The electron in a hydrogen atom has a strong tendency to fall into its lowest energy state.

So far, we have limited our discussion of atomic electrons to the single electron in a

hydrogen atom. What about all the other atoms that make up the chemical elements heavier

than hydrogen. They have more than one electron. (Uranium, in fact, has 92!) Where do

these many electrons fit? Do they all crowd into the same n = 1 probability cloud associated

with the hydrogen atom's ground state? Or do they somehow "stack up" in some sort of

organized pattern? The chemical behavior of the various elements, which is widely divergent

in most instances, suggests that electrons arrange themselves differently in the atoms

belonging to different elements.

In 1925 Wolfgang Pauli found the key to electron arrangements in multielectron atoms. His

exclusion principle says that no two electrons in the same atom can have the same set of four

quantum numbers. This means that there is a unique set of attributes for every electron in a

given atom; no two electrons in a given atom can behave in exactly the same way. So how do

the electrons arrange themselves? Just remember that each of the electrons in an undisturbed

(unexcited) atom strives always toward a state of lower energy.

Summary

Light and matter exhibit both wavelike properties and particle like properties. This behavior

is called wave-particle duality.

A particle of matter has a wavelength that increases with decreasing momentum (mass and

speed). Because the wavelength of a particle also depends on Planck's constant h, which has

an extremely small value, only particles with very small momenta exhibit measurable

wavelike properties. In the atomic realm, the wavelike properties of particles are significant.
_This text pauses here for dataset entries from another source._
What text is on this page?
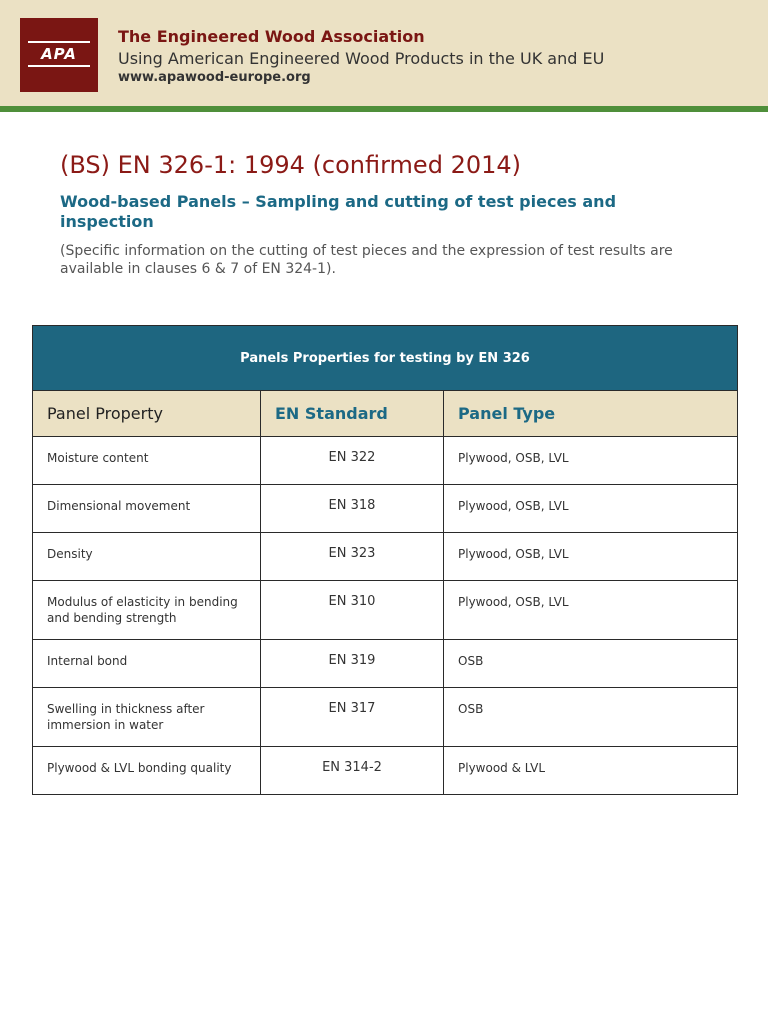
APA
The Engineered Wood Association
Using American Engineered Wood Products in the UK and EU
www.apawood-europe.org
(BS) EN 326-1: 1994 (confirmed 2014)
Wood-based Panels – Sampling and cutting of test pieces and inspection
(Specific information on the cutting of test pieces and the expression of test results are available in clauses 6 & 7 of EN 324-1).
Panels Properties for testing by EN 326		
Panel Property	EN Standard	Panel Type
Moisture content	EN 322	Plywood, OSB, LVL
Dimensional movement	EN 318	Plywood, OSB, LVL
Density	EN 323	Plywood, OSB, LVL
Modulus of elasticity in bending and bending strength	EN 310	Plywood, OSB, LVL
Internal bond	EN 319	OSB
Swelling in thickness after immersion in water	EN 317	OSB
Plywood & LVL bonding quality	EN 314-2	Plywood & LVL
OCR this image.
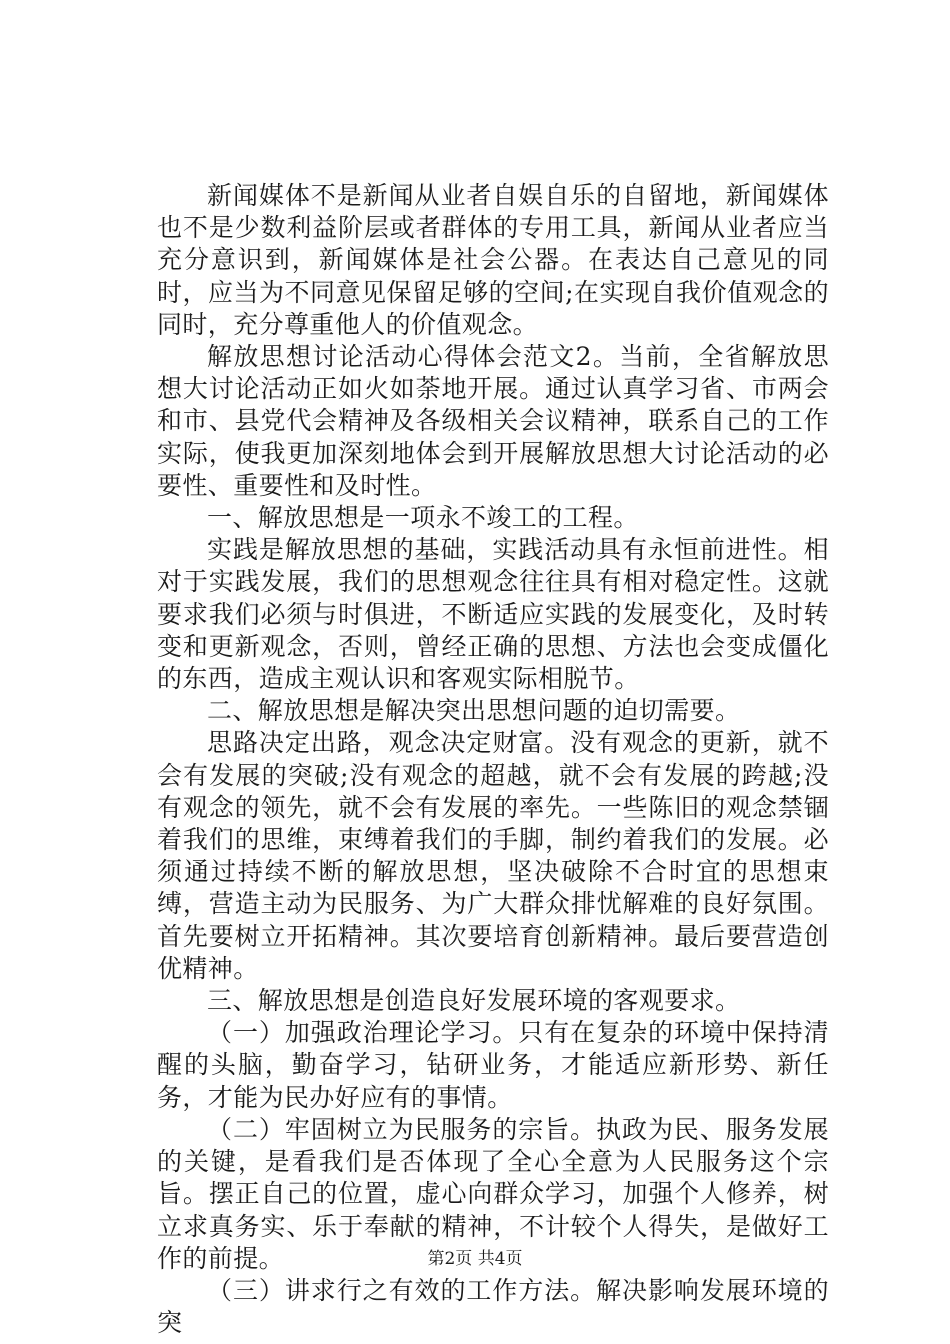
新闻媒体不是新闻从业者自娱自乐的自留地，新闻媒体也不是少数利益阶层或者群体的专用工具，新闻从业者应当充分意识到，新闻媒体是社会公器。在表达自己意见的同时，应当为不同意见保留足够的空间;在实现自我价值观念的同时，充分尊重他人的价值观念。

解放思想讨论活动心得体会范文2。当前，全省解放思想大讨论活动正如火如荼地开展。通过认真学习省、市两会和市、县党代会精神及各级相关会议精神，联系自己的工作实际，使我更加深刻地体会到开展解放思想大讨论活动的必要性、重要性和及时性。

一、解放思想是一项永不竣工的工程。

实践是解放思想的基础，实践活动具有永恒前进性。相对于实践发展，我们的思想观念往往具有相对稳定性。这就要求我们必须与时俱进，不断适应实践的发展变化，及时转变和更新观念，否则，曾经正确的思想、方法也会变成僵化的东西，造成主观认识和客观实际相脱节。

二、解放思想是解决突出思想问题的迫切需要。

思路决定出路，观念决定财富。没有观念的更新，就不会有发展的突破;没有观念的超越，就不会有发展的跨越;没有观念的领先，就不会有发展的率先。一些陈旧的观念禁锢着我们的思维，束缚着我们的手脚，制约着我们的发展。必须通过持续不断的解放思想，坚决破除不合时宜的思想束缚，营造主动为民服务、为广大群众排忧解难的良好氛围。首先要树立开拓精神。其次要培育创新精神。最后要营造创优精神。

三、解放思想是创造良好发展环境的客观要求。

（一）加强政治理论学习。只有在复杂的环境中保持清醒的头脑，勤奋学习，钻研业务，才能适应新形势、新任务，才能为民办好应有的事情。

（二）牢固树立为民服务的宗旨。执政为民、服务发展的关键，是看我们是否体现了全心全意为人民服务这个宗旨。摆正自己的位置，虚心向群众学习，加强个人修养，树立求真务实、乐于奉献的精神，不计较个人得失，是做好工作的前提。

（三）讲求行之有效的工作方法。解决影响发展环境的突

第2页 共4页
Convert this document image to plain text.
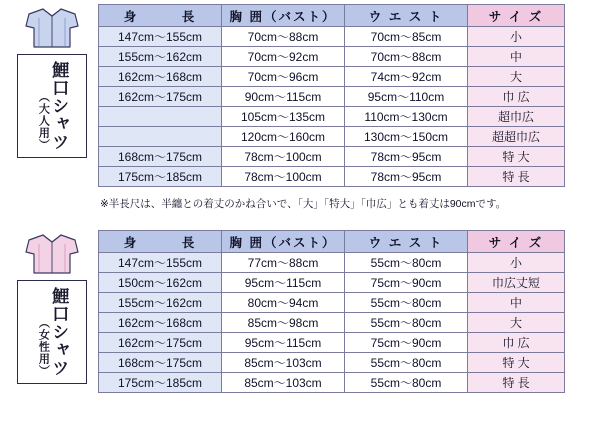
鯉口シャツ
（大人用）
身　　　長	胸 囲（バスト）	ウ エ ス ト	サ イ ズ
147cm〜155cm	70cm〜88cm	70cm〜85cm	小
155cm〜162cm	70cm〜92cm	70cm〜88cm	中
162cm〜168cm	70cm〜96cm	74cm〜92cm	大
162cm〜175cm	90cm〜115cm	95cm〜110cm	巾 広
	105cm〜135cm	110cm〜130cm	超巾広
	120cm〜160cm	130cm〜150cm	超超巾広
168cm〜175cm	78cm〜100cm	78cm〜95cm	特 大
175cm〜185cm	78cm〜100cm	78cm〜95cm	特 長
※半長尺は、半纏との着丈のかね合いで、「大」「特大」「巾広」とも着丈は90cmです。
鯉口シャツ
（女性用）
身　　　長	胸 囲（バスト）	ウ エ ス ト	サ イ ズ
147cm〜155cm	77cm〜88cm	55cm〜80cm	小
150cm〜162cm	95cm〜115cm	75cm〜90cm	巾広丈短
155cm〜162cm	80cm〜94cm	55cm〜80cm	中
162cm〜168cm	85cm〜98cm	55cm〜80cm	大
162cm〜175cm	95cm〜115cm	75cm〜90cm	巾 広
168cm〜175cm	85cm〜103cm	55cm〜80cm	特 大
175cm〜185cm	85cm〜103cm	55cm〜80cm	特 長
The wavelike properties of tiny particles can be tested by subjecting them to the same

experiments that have been used to confirm the wave nature of light. Particles and photons

behave similarly when their wavelengths are the same.

It is impossible to know both the exact position and the exact momentum of a particle at the

same time. The relative uncertainty involved is large only for small particles.

Because uncertainty is so prevalent in the realm of the atom, atomic electrons are best

described as behaving like standing waves positioned around the nucleus. Each electron in an

10

atom can be completely described by a set of four quantum numbers. Furthermore, each

electron in an atom differs from all the others in the sense that no two electrons in the same

atom can have exactly the same set of four quantum numbers.